Les chroniques de Phaedra.
D'une infâme mais sublime courtisane.
(Univers de Conan)

"La vraie beauté n'est pas celle qu'on a du plaisir à contempler, mais celle devant qui on doit fermer les yeux." Etienne Rey.
... Premier Acte ...
"Tu ne peux pas me faire ça !"
La créature qui lui faisait face esquissa un sourire amusé, puis
s'approcha de lui, ondoyante, roulant des hanches avec nonchalance, le
regard moqueur. Des voiles légers et transparents effleuraient le satin
de sa peau brune à chaque pas.
"Te faire quoi, Anwar ? T'abandonner? Bien sûr que si, je le peux..."
Elle était à quelques centimètres de lui, et son parfum capiteux venait
enivrer l'odorat de son interlocuteur. Sa chevelure sombre caressait de
ses amples boucles sa poitrine à peine voilée. Ses pieds nus
effleuraient à peine les mosaïques raffinées qui recouvraient le sol.
Elle plongea son regard d'or fondu dans celui-ci du noble : il était
beau, d'une beauté parfaite : une peau d'ivoire, une chevelure sombre
et lisse tressée avec soin. Mais il la répugnait, comme tous les
autres. Il s'empara brusquement des mains fines de Phaedra, doigts
élégants couverts de bagues, poignets fins encerclés de bracelets de
métal doré et l'attira contre lui.
"Par Set, que cherches-tu ? Je t'offre une vie paisible dans le
luxe, avec un homme qui t'aime... Et tu oses refuser ? N'importe quelle
femme de Stygie serait enchantée d'une telle offre..."
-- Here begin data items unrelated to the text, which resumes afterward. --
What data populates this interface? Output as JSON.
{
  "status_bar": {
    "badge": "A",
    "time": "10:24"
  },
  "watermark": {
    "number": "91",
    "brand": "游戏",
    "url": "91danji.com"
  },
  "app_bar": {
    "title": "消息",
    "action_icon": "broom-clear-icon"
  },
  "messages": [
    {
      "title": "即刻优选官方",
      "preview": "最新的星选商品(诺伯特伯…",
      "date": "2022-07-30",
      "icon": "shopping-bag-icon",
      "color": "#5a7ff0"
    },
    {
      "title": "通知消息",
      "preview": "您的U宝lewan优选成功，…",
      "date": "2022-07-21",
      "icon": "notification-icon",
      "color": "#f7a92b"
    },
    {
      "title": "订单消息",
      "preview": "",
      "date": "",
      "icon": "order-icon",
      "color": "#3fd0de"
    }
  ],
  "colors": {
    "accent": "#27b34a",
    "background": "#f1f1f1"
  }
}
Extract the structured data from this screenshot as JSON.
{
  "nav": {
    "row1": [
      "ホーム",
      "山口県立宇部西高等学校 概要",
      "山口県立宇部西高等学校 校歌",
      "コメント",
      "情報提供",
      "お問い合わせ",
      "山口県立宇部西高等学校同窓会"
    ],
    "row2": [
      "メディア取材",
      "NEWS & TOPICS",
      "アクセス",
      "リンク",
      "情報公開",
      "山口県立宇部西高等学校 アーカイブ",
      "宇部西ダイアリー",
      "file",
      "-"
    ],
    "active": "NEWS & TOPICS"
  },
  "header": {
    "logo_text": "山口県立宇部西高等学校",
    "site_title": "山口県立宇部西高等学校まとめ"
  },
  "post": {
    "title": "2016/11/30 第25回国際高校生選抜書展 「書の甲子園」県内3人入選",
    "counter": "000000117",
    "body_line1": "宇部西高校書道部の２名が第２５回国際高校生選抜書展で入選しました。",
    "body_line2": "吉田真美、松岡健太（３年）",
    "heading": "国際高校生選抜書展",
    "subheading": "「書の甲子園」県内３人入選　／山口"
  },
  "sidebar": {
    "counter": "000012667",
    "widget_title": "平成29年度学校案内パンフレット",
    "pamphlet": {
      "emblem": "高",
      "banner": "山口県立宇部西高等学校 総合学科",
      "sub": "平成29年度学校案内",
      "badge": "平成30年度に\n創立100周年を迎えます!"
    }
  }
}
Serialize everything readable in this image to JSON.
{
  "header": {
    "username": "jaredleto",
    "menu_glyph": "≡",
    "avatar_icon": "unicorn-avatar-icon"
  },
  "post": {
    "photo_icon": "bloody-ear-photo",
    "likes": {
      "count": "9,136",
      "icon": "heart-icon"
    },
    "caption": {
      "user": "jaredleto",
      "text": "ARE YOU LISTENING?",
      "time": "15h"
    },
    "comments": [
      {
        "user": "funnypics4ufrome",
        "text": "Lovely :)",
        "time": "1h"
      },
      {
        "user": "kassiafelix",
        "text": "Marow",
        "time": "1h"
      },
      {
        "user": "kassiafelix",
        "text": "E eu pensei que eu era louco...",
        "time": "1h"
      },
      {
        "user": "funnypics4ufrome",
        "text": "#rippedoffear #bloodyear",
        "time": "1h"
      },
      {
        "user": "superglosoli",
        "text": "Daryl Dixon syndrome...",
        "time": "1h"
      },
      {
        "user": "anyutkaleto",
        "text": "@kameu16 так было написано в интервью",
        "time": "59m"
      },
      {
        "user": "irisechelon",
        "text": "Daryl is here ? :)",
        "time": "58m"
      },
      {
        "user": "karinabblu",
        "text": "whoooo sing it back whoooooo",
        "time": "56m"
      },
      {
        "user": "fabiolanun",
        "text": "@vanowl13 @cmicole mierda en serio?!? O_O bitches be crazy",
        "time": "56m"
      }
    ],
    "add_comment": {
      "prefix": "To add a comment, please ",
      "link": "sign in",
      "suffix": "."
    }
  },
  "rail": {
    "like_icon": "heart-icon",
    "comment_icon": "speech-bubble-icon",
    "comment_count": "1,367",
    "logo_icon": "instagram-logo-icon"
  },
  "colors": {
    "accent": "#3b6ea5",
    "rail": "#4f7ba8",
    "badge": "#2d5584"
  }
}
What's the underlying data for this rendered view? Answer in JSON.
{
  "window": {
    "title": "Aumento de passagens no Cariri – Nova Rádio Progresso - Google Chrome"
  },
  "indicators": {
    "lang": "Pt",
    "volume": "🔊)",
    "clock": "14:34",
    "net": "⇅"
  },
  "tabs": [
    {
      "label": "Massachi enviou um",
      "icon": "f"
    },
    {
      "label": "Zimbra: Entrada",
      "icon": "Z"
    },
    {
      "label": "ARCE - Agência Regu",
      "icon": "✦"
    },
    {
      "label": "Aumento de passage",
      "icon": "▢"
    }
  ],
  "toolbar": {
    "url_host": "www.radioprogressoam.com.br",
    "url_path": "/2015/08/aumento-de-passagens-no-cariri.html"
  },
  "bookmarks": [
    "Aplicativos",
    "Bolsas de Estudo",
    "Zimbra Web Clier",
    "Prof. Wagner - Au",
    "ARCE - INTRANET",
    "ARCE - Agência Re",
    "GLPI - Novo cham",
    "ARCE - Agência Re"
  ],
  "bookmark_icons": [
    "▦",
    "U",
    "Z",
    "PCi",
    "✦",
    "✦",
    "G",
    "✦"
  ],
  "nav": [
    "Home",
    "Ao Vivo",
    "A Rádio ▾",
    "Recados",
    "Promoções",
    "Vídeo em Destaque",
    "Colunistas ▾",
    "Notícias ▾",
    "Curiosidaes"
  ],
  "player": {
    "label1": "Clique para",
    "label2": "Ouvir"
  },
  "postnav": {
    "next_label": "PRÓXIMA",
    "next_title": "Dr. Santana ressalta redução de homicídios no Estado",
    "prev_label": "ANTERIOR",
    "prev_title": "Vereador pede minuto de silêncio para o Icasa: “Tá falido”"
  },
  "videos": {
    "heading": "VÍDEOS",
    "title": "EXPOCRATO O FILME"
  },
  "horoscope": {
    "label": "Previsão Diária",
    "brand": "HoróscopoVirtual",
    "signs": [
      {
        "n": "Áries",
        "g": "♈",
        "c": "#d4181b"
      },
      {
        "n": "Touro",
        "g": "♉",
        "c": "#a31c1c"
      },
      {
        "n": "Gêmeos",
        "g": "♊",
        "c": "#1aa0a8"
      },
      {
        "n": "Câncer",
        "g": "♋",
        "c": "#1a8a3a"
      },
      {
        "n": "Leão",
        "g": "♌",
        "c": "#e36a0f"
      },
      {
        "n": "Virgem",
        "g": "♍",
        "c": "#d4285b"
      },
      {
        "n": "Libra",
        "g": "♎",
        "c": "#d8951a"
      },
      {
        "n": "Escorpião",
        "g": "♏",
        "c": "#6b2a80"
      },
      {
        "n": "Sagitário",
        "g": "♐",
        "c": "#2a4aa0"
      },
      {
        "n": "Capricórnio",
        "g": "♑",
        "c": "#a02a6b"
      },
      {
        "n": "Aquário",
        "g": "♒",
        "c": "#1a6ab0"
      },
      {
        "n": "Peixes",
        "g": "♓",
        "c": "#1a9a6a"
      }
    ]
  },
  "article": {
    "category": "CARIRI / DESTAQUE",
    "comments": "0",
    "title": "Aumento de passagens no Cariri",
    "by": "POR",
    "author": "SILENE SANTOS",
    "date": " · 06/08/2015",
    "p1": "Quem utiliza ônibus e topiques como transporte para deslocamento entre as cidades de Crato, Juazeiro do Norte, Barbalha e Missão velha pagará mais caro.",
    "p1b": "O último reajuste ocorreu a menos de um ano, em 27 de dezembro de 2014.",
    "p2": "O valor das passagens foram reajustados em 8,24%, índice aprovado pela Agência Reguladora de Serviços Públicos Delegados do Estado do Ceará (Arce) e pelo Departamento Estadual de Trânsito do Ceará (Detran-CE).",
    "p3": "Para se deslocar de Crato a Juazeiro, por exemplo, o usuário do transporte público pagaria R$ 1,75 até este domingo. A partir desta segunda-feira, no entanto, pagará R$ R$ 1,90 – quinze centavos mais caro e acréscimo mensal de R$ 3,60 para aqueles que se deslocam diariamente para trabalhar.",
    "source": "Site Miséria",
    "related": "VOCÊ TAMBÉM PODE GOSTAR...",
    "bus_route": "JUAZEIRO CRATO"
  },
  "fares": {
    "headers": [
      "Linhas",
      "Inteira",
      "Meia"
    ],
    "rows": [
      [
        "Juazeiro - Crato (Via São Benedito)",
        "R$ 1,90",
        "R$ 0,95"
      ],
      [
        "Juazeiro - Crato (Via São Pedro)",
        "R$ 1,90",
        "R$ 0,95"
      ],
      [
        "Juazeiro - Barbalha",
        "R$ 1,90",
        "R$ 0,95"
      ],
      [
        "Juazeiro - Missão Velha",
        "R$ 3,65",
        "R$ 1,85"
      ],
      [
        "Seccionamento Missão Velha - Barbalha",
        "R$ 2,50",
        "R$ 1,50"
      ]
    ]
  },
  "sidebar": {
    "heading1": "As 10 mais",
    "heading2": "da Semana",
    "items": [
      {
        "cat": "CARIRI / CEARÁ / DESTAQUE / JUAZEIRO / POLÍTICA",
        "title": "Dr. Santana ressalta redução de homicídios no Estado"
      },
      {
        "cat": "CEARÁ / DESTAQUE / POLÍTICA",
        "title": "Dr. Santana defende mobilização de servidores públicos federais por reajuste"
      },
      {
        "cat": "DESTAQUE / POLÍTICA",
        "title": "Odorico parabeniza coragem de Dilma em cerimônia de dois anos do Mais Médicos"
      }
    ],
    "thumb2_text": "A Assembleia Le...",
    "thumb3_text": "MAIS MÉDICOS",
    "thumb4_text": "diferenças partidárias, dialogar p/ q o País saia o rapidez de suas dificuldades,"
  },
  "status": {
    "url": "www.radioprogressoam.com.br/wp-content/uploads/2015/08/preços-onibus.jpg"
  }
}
Elle le fixait toujours, de son impassible beauté, de ses prunelles
flamboyantes. Puis elle se mit à rire. C'était vrai qu'elle était née
chez des manants, et que Anwar était un de plus grands nobles de la
nation. Pour elle, il était prêt à outrepasser la règle des castes.
Mais tant d'hommes de Stygie étaient prêts à un tel sacrifice. Elle
était la plus grande courtisane de cette nation. La plus convoitée.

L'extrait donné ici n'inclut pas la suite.